John Ray of Marysville writes: Can something be done about the sensitivity of the traffic light from westbound 88th Street NE to southbound I-5 in Marysville?
In the morning, the left turn lanes are packed with cars waiting to get on southbound I-5, but the light stays red for no apparent reason. The signal for Quil Ceda Village goes through several cycles for maybe one or two cars while traffic continues to back-up in the turn lanes to I-5. It also seems that the light will not change until there is traffic waiting to turn left from the off-ramp from southbound I-5, and that traffic goes first before the light turns green for the southbound ramp to I-5.
It appears that the lights are synchronized to account for heavy traffic from the shopping center, but in the mornings the heavy traffic is westbound on 88th trying to get on I-5. In the morning the lights don’t need to be synchronized and should be more sensitive to changing on their own when traffic is present. It’s really frustrating to have to sit in the left turn lanes and watch traffic continue to back-up on 88th street while the non-existent traffic from the shopping center continues to have green lights.
Bronlea Mishler, spokeswoman for the state Department of Transportation, responds: We had our engineers take a look at the signal at 88th and I-5 to make sure it’s working properly. They found that the lights and the loops that detect waiting cars are working the way they’re supposed to. However, because the traffic signals go through different cycles in the morning than they do in the afternoon, this can give drivers the impression that the lights aren’t working properly. While the intervals between turn cycles may be long, the system actually results in more turn time for those entering southbound I-5.

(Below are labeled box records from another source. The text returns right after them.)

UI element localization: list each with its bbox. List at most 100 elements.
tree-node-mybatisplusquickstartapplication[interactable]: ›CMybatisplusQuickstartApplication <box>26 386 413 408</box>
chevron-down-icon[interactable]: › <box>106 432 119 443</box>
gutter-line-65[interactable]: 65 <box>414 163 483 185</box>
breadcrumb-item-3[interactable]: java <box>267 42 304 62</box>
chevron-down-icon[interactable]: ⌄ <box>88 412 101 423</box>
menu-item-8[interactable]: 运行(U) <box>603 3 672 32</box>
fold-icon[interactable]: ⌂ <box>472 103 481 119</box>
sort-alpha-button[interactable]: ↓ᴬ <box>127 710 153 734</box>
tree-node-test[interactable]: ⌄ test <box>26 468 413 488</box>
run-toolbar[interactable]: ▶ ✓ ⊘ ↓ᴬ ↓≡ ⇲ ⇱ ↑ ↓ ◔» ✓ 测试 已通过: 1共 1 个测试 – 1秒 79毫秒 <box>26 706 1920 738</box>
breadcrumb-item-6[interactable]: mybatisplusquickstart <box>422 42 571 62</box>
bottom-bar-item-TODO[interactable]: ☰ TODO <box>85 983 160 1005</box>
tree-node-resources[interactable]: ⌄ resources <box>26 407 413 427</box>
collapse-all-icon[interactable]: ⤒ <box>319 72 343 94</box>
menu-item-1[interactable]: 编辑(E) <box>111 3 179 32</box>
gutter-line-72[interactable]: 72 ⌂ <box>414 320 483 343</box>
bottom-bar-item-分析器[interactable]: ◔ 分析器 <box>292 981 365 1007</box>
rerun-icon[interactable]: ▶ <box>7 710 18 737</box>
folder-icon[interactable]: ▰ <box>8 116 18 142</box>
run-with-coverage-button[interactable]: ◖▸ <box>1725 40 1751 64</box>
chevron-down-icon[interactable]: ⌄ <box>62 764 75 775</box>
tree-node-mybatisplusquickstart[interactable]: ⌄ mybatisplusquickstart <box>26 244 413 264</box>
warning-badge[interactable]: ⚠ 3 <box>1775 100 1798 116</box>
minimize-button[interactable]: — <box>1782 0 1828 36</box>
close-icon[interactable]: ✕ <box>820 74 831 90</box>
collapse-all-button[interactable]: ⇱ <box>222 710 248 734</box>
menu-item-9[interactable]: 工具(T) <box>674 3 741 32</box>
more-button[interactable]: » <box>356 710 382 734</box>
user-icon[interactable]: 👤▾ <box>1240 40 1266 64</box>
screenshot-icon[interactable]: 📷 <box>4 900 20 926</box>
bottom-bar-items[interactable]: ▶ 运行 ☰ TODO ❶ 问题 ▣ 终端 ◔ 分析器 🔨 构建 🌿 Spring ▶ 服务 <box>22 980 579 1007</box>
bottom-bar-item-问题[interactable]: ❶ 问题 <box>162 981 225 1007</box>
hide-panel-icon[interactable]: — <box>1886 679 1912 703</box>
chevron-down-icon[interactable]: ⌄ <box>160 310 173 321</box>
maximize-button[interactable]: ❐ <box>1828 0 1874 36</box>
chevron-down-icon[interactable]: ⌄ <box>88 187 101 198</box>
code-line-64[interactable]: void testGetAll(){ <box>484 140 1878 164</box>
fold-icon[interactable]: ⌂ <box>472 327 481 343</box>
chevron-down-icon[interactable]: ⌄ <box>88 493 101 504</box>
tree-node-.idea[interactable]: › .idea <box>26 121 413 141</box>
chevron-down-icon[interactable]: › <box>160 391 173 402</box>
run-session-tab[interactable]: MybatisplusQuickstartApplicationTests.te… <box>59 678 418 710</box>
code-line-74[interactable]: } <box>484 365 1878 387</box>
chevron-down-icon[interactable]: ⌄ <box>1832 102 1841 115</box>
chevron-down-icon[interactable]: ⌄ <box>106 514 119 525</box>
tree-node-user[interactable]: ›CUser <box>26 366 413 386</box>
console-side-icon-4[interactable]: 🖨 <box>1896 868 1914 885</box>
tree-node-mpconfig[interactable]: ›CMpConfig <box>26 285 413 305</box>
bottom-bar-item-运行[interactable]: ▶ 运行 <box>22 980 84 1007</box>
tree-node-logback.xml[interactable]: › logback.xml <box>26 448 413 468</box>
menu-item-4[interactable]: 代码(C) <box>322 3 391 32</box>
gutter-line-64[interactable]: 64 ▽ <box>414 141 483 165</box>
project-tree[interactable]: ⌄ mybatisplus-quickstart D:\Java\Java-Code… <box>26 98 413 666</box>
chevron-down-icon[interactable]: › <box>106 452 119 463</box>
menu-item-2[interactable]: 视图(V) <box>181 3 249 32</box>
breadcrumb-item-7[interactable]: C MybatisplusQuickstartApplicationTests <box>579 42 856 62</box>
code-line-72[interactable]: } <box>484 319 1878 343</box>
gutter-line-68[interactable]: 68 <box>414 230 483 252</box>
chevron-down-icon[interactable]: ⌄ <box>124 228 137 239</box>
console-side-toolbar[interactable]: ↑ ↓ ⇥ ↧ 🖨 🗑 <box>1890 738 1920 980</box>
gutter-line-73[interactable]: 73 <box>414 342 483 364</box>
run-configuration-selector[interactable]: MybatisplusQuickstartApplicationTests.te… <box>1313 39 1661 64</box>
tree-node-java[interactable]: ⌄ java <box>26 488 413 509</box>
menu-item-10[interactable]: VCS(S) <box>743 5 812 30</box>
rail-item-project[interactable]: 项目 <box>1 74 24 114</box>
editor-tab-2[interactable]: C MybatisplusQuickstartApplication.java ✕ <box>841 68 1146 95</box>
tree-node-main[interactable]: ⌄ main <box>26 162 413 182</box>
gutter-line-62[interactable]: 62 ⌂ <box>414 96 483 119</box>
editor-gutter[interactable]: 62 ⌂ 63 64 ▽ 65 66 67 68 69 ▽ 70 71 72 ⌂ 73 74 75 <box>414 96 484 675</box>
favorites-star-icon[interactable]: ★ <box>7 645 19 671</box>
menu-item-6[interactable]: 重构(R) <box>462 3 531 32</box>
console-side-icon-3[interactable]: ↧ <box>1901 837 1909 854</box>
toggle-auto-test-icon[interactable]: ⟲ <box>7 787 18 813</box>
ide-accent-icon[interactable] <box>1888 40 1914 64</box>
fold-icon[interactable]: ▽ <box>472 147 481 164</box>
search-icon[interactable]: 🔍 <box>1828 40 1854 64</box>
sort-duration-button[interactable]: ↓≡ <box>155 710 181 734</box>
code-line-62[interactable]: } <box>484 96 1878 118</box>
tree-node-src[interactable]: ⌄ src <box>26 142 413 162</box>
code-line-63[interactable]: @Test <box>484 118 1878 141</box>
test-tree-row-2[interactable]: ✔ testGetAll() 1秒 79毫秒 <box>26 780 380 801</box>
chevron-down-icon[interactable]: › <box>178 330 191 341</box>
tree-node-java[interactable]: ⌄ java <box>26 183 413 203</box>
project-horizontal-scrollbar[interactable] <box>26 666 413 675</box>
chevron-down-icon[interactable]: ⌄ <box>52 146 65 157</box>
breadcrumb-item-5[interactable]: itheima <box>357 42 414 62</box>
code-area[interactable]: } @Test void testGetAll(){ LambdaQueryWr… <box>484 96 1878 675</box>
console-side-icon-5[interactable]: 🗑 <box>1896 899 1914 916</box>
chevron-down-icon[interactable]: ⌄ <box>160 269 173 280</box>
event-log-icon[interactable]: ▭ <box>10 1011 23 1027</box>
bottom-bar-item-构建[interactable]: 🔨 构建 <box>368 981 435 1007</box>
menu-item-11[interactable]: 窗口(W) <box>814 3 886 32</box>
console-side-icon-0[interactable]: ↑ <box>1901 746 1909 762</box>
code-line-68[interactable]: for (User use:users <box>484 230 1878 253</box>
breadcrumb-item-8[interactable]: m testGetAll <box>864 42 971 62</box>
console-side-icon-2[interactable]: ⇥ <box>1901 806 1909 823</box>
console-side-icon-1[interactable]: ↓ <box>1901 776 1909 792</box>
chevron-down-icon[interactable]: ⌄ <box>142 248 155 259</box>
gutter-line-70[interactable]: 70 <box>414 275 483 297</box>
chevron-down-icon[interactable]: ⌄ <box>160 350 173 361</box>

As John noticed, the traffic signals at the southbound on- and off-ramps are coordinated between 6 and 9:30 a.m., however they operate with a different sequence than he might be accustomed to.
In the mornings, the left-turn signal from 88th to southbound I-5 is “lagged.” That means rather than serving traffic turning from 88th to southbound I-5 first, then serving through traffic on 88th, the signal clears the through traffic on 88th first, then gives the green light to drivers turning left.
This flip-flop can make it seem that through traffic is getting priority over turning traffic, but it actually allows turning traffic more green time.
Here’s how: Each signal is allotted a maximum amount of “green” time – the time the light stays green. For example, the left-turn lane to southbound I-5 is allowed 35 seconds of green time each cycle in the morning. But if through-traffic on 88th is light, that signal may not use all the green time it’s allotted, and that extra time is then reallocated to traffic turning left onto southbound I-5. In the mornings, traffic turning left typically ends up with an average of 50 seconds of green time – an extra 15 seconds. So even though drivers turning left may have to wait for through-traffic on 88th, if that traffic is light, they’ll actually benefit by having more time to turn.
Lizette Sismaet of Lynnwood writes; My daughter attends the new Lynnwood High School on North Road. There are only two ways to get to the school and that’s from 164th Street SW or Filbert Road.
I frequently drive her to and from school for practices, and wanted to alert road officials to the danger of the intersection of Larch Way and Filbert Road.
While driving eastbound on Filbert Road, I frequently see drivers dangerously make the left turn (eastbound) from Larch Way onto Filbert Road, narrowly missing cars heading both directions on Filbert Road.
I believe because of the new high school just a few blocks away, many of these drivers are inexperienced high school kids.
A possible solution is a traffic light. Something has to be done soon before someone gets hurt or worse.
Bronlea Mishler of the transportation department responds
We share your concerns about safety at this intersection. While we’ve explored several options for improving the intersection, there’s very little we can do in the way of low-cost safety improvements. The road is too narrow to allow us to re-stripe and add a turn pocket, and widening the highway to accommodate improvements would be a sizeable undertaking because it would negatively affect nearby drainage and wetlands. A project to build turn pockets and add a signal at the intersection of Larch Way was included as part of Proposition 1 on the November 2007 ballot, but the measure didn’t pass. While we don’t have funding for a project, we continue to monitor the intersection and pursue additional funding sources so we can improve safety.